L’idée est donc de sécuriser les sources d’approvisionnement pour les industriels…

« Oui. Avec une centralisation possible des flux de déchets pour apporter des solutions économiquement viables. Par exemple, si vous voulez recycler un flux de déchets qui nécessite un broyage très spécifique ou si vous ne pouvez pas investir trop d’argent dans des installations plus grandes pour traiter un flux particulier, on peut favoriser la concentration de matériels de broyage, de séparation, etc., pour également stocker des déchets en mode tampon afin d’atteindre des masses critiques de métaux recyclés.

En France, cette plateforme telle que nous la proposons n’existe pas, ni en Europe d’ailleurs sous cette forme. Le problème en France est la faiblesse extrême de son secteur industriel, très parcellaire. Mais malgré tout, le nord de la France et la Lorraine restent des zones survivantes de l’industrie métallurgique. »

Ce qui pose par extension la question des stocks stratégiques de métaux critiques. L’Etat ne peut-il pas soutenir votre projet ?

« Je parle souvent d’un stock stratégique tampon pour soutenir l’industrie émergente du recyclage de métaux. J’ai vraiment été le premier en France à avancer sur cet enjeu, avec le BRGM, face aux risques géopolitiques majeurs et aux pertes potentielles de souveraineté industrielle. Pendant longtemps, l’Etat était omniscient mais impuissant pour trouver les moyens financiers de sa souveraineté. Je me suis heurté à beaucoup de murs avec des gens dans les ministères et chez des industriels qui ne se sentaient pas concernés, on ne va pas se mentir.

Les gros industriels français n’en ont rien à faire car leurs actionnaires sont très souvent étrangers et focalisés sur les dividendes. Et il n’y a pas d’aléa moral car en cas de crise sur les métaux, ils feront du chômage partiel et réclameront des aides à l’Etat. Donc pourquoi faire des stocks stratégiques quand il suffira de pleurer au bon moment ? Le CEO d’un groupe a très souvent un fixe très élevé et un variable sous forme de stock-options infiniment plus élevé. Ce qui compte pour lui c’est donc être dans la course, donc pouvoir s’alléger si besoin, être asset light comme ils disent. Et la résilience, on verra quand il y aura une crise, pas avant… »

On a pourtant l’impression que la situation commence à évoluer ?

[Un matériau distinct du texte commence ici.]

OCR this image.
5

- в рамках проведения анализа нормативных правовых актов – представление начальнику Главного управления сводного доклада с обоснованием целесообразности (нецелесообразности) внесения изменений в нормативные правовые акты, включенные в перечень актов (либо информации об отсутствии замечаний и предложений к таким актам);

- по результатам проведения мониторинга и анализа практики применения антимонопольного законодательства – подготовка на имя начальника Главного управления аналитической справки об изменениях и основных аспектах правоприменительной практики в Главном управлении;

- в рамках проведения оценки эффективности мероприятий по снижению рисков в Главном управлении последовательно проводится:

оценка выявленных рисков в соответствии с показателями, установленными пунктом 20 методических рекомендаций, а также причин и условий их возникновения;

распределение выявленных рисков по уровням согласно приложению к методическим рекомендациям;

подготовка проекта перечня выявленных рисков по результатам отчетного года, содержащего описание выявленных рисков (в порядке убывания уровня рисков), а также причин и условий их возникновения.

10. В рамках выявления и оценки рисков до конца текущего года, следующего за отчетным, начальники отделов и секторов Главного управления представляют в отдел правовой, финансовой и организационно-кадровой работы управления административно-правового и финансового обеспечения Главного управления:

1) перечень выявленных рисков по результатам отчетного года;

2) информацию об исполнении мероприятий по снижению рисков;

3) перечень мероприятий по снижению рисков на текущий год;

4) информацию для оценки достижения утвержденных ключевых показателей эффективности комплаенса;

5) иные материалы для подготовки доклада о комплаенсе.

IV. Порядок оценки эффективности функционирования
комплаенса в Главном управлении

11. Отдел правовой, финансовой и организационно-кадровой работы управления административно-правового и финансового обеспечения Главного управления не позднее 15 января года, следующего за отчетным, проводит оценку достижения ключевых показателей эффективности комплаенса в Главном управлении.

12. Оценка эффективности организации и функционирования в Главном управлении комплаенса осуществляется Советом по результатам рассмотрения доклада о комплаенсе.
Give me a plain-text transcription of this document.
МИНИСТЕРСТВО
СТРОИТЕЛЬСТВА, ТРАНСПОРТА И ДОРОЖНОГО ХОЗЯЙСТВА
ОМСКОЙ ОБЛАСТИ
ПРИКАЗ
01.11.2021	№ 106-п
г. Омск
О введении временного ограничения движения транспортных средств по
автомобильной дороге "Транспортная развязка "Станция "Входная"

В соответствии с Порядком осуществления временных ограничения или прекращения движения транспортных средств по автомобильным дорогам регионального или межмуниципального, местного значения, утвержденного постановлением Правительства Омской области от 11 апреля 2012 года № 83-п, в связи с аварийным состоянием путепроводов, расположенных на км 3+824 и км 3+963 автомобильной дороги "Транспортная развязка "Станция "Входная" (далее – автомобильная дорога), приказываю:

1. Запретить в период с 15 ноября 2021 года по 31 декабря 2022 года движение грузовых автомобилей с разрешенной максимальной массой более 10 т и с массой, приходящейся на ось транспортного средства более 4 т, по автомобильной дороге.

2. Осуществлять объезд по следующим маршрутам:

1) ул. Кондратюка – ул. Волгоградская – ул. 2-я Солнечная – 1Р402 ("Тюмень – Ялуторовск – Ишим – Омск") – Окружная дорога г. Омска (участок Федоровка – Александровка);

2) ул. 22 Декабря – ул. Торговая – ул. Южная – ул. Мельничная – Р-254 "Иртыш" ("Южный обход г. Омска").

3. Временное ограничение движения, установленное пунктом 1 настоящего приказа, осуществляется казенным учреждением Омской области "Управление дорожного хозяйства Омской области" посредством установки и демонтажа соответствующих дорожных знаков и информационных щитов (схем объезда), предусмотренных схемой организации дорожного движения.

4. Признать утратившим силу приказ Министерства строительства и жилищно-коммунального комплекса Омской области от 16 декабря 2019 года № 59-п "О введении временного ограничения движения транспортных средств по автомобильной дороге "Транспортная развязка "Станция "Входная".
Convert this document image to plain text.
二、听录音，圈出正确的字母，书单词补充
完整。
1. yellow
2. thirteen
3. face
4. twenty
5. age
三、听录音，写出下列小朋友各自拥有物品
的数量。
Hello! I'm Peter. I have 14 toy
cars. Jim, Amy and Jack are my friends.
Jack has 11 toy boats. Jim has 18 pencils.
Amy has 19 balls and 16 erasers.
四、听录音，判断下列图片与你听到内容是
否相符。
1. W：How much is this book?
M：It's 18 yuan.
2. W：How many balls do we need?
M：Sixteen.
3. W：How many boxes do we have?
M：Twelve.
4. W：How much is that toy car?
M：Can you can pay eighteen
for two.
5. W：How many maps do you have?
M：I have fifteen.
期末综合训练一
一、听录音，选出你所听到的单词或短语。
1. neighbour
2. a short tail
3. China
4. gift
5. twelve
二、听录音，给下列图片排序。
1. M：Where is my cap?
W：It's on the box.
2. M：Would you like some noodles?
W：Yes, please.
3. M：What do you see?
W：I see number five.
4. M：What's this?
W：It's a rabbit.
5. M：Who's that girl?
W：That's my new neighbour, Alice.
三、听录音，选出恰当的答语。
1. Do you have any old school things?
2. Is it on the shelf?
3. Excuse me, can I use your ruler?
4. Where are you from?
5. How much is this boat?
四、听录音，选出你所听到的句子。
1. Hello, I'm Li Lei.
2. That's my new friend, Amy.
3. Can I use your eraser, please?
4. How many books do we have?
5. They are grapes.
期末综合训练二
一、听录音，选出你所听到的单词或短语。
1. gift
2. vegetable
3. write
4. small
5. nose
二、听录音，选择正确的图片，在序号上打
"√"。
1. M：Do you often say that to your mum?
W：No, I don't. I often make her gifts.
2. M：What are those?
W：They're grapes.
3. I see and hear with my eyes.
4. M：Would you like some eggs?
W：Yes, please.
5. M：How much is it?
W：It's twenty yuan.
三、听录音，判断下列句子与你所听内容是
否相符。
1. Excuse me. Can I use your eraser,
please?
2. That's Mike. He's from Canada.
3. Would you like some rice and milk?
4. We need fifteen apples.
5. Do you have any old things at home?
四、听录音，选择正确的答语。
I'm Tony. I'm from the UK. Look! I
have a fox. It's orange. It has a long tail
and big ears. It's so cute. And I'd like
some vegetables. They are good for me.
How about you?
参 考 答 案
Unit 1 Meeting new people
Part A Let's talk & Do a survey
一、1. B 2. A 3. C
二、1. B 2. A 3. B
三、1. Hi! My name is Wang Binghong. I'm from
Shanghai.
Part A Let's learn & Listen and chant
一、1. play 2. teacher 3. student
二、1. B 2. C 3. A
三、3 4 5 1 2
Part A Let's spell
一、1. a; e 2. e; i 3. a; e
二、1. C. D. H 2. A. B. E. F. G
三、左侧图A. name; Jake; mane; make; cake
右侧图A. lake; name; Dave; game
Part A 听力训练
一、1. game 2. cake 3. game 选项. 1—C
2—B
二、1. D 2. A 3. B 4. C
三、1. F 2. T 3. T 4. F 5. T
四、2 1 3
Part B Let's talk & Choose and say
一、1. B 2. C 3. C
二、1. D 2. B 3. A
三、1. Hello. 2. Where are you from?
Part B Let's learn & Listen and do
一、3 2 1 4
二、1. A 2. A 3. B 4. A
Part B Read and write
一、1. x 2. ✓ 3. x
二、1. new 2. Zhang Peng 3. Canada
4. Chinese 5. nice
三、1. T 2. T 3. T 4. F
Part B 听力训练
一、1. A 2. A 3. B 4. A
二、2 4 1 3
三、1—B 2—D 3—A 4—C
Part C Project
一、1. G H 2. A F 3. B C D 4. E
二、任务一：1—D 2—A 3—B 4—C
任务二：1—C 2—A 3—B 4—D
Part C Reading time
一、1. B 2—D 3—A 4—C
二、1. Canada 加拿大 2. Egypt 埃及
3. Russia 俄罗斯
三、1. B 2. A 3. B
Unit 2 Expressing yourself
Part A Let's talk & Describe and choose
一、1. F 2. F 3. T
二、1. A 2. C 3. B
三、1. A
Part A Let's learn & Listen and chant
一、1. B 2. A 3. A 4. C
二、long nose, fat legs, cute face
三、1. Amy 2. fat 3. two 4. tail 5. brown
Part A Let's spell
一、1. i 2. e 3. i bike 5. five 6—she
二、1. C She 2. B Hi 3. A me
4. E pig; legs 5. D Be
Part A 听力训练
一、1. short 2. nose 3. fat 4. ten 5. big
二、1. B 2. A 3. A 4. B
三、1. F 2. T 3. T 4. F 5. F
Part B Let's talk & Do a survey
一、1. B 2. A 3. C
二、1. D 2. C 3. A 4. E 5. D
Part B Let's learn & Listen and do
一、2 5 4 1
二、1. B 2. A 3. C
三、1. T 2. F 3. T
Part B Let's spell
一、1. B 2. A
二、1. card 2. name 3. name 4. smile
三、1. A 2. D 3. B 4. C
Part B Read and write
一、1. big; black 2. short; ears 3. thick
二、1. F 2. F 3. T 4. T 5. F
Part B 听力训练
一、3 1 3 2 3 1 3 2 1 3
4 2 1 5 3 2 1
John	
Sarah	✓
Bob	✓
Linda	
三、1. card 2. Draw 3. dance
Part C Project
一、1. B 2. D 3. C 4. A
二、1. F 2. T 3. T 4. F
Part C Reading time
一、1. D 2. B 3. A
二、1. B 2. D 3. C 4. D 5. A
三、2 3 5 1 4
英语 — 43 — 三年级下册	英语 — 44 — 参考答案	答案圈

« Alors juste un peu. L’observatoire français des métaux stratégiques permet d’avancer, comme il y a une vraie conscience des enjeux au niveau des Armées. Mais dans les autres ministères, c’est terrifiant, on ne sait même plus comment faire ! Ils sont dans le déni, dans un monde parallèle. Ils ne comprenaient même pas les récents blocages d’exportations de métaux par la Chine. Pendant ce temps, la plateforme française de l’automobile (PFA) est en stress parce qu’on manque encore d’aimants pour les moteurs électriques par exemple et la Chine est en train de nous serrer complètement. Les constructeurs automobiles ont fait des erreurs stratégiques en confiant à leurs prestataires la charge des stocks de métaux.

Résultat, ce sont les Chinois qui ont la main. En fait, le vrai fleuron national qui reste, avec la Défense, c’est l’Aérospatiale, deux secteurs d’ailleurs très impliqués : Airbus, Safran, Thalès, Dassault ont le cash, la vraie puissance industrielle. C’est par eux que cela peut bouger mais cela ne suffira pas, nous sommes en train de rallier d’autres acteurs. C’est en cours… »

Notre pôle de compétitivité en économie circulaire travaille-t-il avec vous sur ce sujet des stocks tampons ?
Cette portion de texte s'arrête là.